Orta Asya ülkelerine de yayılacak
Pakdemirli, Türkiye’nin FAO ile iş birliği çerçevesinde besin kaybını ve israfını azaltmak ve vizyonu ulusaldan bölgesel seviyeye yaymak hedefiyle Türkiye Ulusal Strateji Dokümanı ve Aksiyon Planı hazırlandığını belirterek, “Gıdanı Koru-Sofrana Sahip Çık” isimli ulusal kampanyayla toplumsal farkındalığı artırmayı hedeflediklerini söyledi.
Türkiye’nin finanse ettiği projeyle bu hususta Orta Asya ülkelerinde de çalışma yapılacağını bildiren Pakdemirli, yeni kuşağın sofraya gelen her besinin kıssasını bilerek yetişmesinin besin israfının engellenmesinde kritik değere sahip olduğuna dikkati çekti.

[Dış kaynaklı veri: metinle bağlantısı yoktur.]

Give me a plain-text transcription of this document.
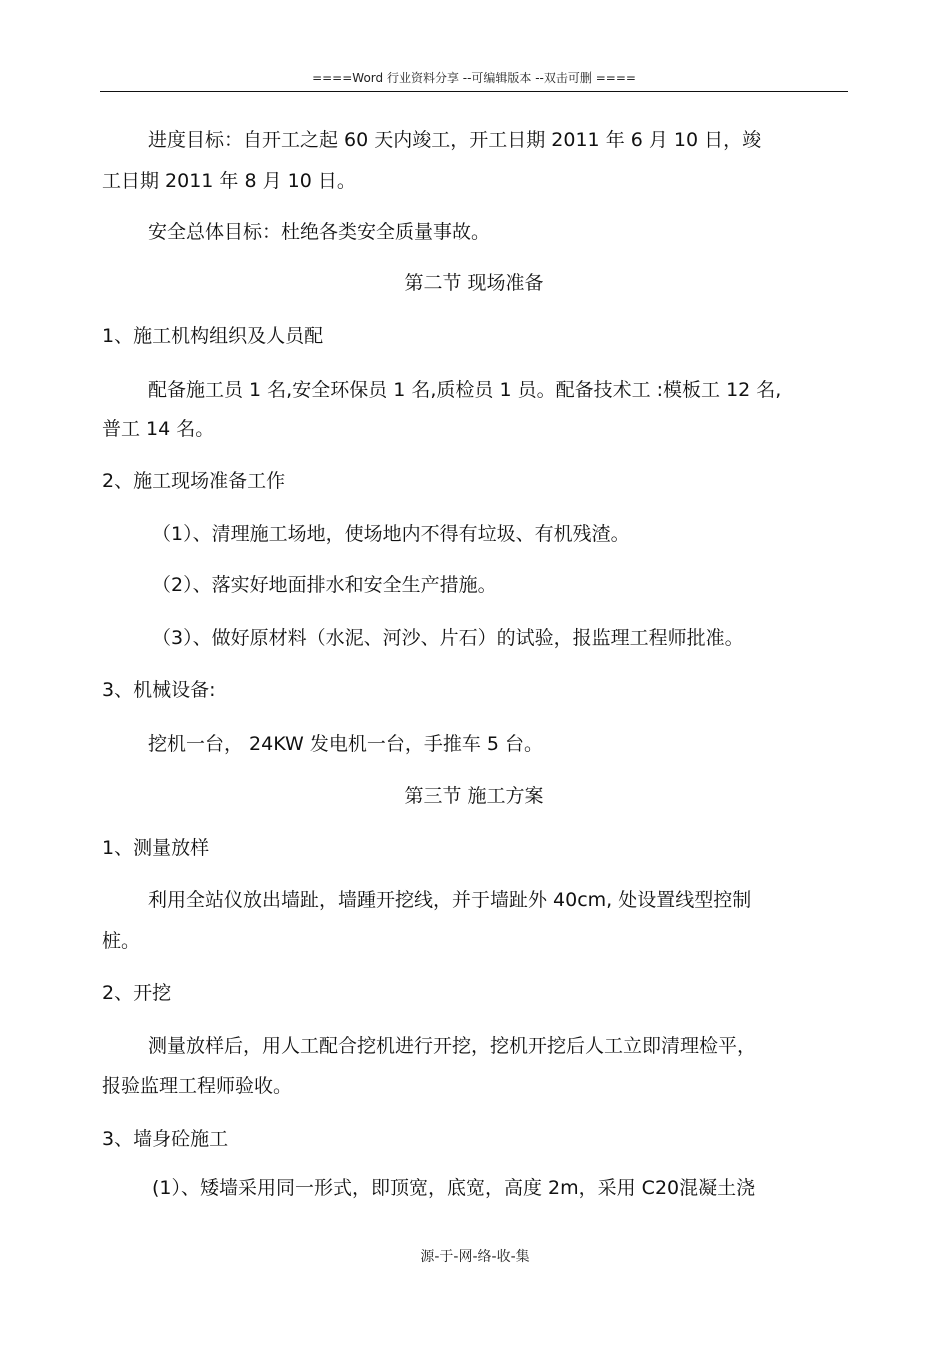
====Word 行业资料分享 --可编辑版本 --双击可删 ====
进度目标：自开工之起 60 天内竣工，开工日期 2011 年 6 月 10 日，竣
工日期 2011 年 8 月 10 日。
安全总体目标：杜绝各类安全质量事故。
第二节 现场准备
1、施工机构组织及人员配
配备施工员 1 名,安全环保员 1 名,质检员 1 员。配备技术工 :模板工 12 名,
普工 14 名。
2、施工现场准备工作
（1）、清理施工场地，使场地内不得有垃圾、有机残渣。
（2）、落实好地面排水和安全生产措施。
（3）、做好原材料（水泥、河沙、片石）的试验，报监理工程师批准。
3、机械设备:
挖机一台， 24KW 发电机一台，手推车 5 台。
第三节 施工方案
1、测量放样
利用全站仪放出墙趾，墙踵开挖线，并于墙趾外 40cm, 处设置线型控制
桩。
2、开挖
测量放样后，用人工配合挖机进行开挖，挖机开挖后人工立即清理检平，
报验监理工程师验收。
3、墙身砼施工
(1）、矮墙采用同一形式，即顶宽，底宽，高度 2m，采用 C20混凝土浇
源-于-网-络-收-集
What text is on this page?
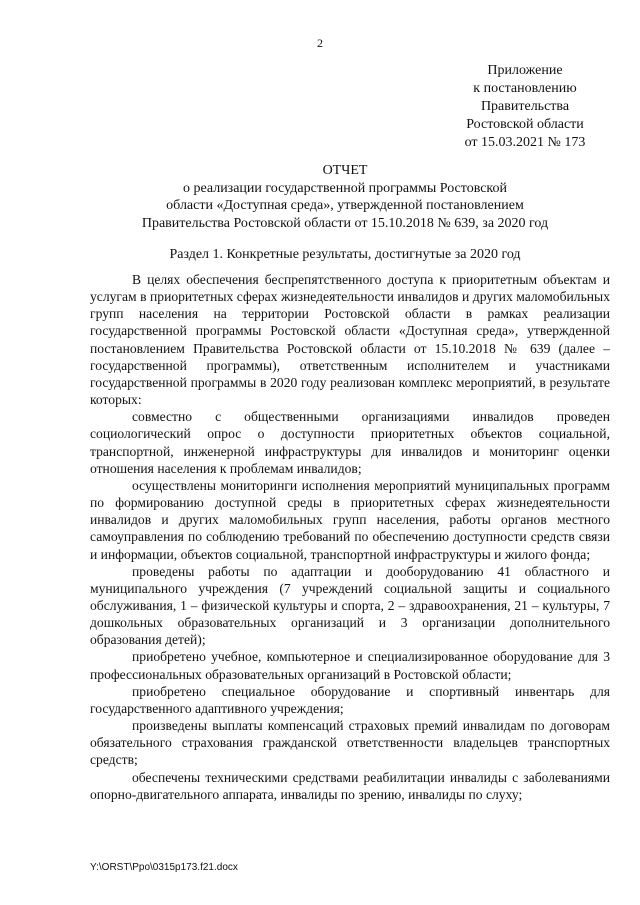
2
Приложение
к постановлению
Правительства
Ростовской области
от 15.03.2021 № 173
ОТЧЕТ
о реализации государственной программы Ростовской
области «Доступная среда», утвержденной постановлением
Правительства Ростовской области от 15.10.2018 № 639, за 2020 год
Раздел 1. Конкретные результаты, достигнутые за 2020 год

В целях обеспечения беспрепятственного доступа к приоритетным объектам и услугам в приоритетных сферах жизнедеятельности инвалидов и других маломобильных групп населения на территории Ростовской области в рамках реализации государственной программы Ростовской области «Доступная среда», утвержденной постановлением Правительства Ростовской области от 15.10.2018 № 639 (далее – государственной программы), ответственным исполнителем и участниками государственной программы в 2020 году реализован комплекс мероприятий, в результате которых:

совместно с общественными организациями инвалидов проведен социологический опрос о доступности приоритетных объектов социальной, транспортной, инженерной инфраструктуры для инвалидов и мониторинг оценки отношения населения к проблемам инвалидов;

осуществлены мониторинги исполнения мероприятий муниципальных программ по формированию доступной среды в приоритетных сферах жизнедеятельности инвалидов и других маломобильных групп населения, работы органов местного самоуправления по соблюдению требований по обеспечению доступности средств связи и информации, объектов социальной, транспортной инфраструктуры и жилого фонда;

проведены работы по адаптации и дооборудованию 41 областного и муниципального учреждения (7 учреждений социальной защиты и социального обслуживания, 1 – физической культуры и спорта, 2 – здравоохранения, 21 – культуры, 7 дошкольных образовательных организаций и 3 организации дополнительного образования детей);

приобретено учебное, компьютерное и специализированное оборудование для 3 профессиональных образовательных организаций в Ростовской области;

приобретено специальное оборудование и спортивный инвентарь для государственного адаптивного учреждения;

произведены выплаты компенсаций страховых премий инвалидам по договорам обязательного страхования гражданской ответственности владельцев транспортных средств;

обеспечены техническими средствами реабилитации инвалиды с заболеваниями опорно-двигательного аппарата, инвалиды по зрению, инвалиды по слуху;

Y:\ORST\Ppo\0315p173.f21.docx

FAO Orta Asya Alt Bölge Ofisi Koordinatörü ve FAO Türkiye Temsilcisi Viorel Gutu da dünyada açlığın 2014 yılından bu yana artışa geçtiğini, obezite oranlarının da yükseldiğini söyledi.
Dünya genelinde 2 milyarı aşkın insanın sağlam, besleyici ve kâfi besine sistemli erişimi olmadığına işaret eden Gutu, besinin üretimi, dönüştürülmesi, tüketimi ve harcanma formüllerini değiştirmenin mecburî olduğunu lisana getirdi.
Gutu, dijital teknolojilerin, besin sistemlerinin ve sürdürülebilir tarımın dönüştürülmesinde çok kıymetli olduğunu fakat 3 milyar insanın internete ulaşımının olmadığını söz etti.
Toplantıda, Sürdürülebilirlik Akademisi İdare Konseyi Lideri Murat Sungur Bursa ile Cumhurbaşkanlığı Sıhhat ve Besin Siyasetleri Şurası Üyesi Prof. Dr. Zümrüt Begüm Ögel de konuşma yaptı.
Öte yandan, Bakan Pakdemirli, toplantı öncesi, İzmir’i ziyaret eden Rusya Federasyonu Tataristan Cumhuriyeti Cumhurbaşkanı Rüstem Minnihanov ile bir ortaya geldi.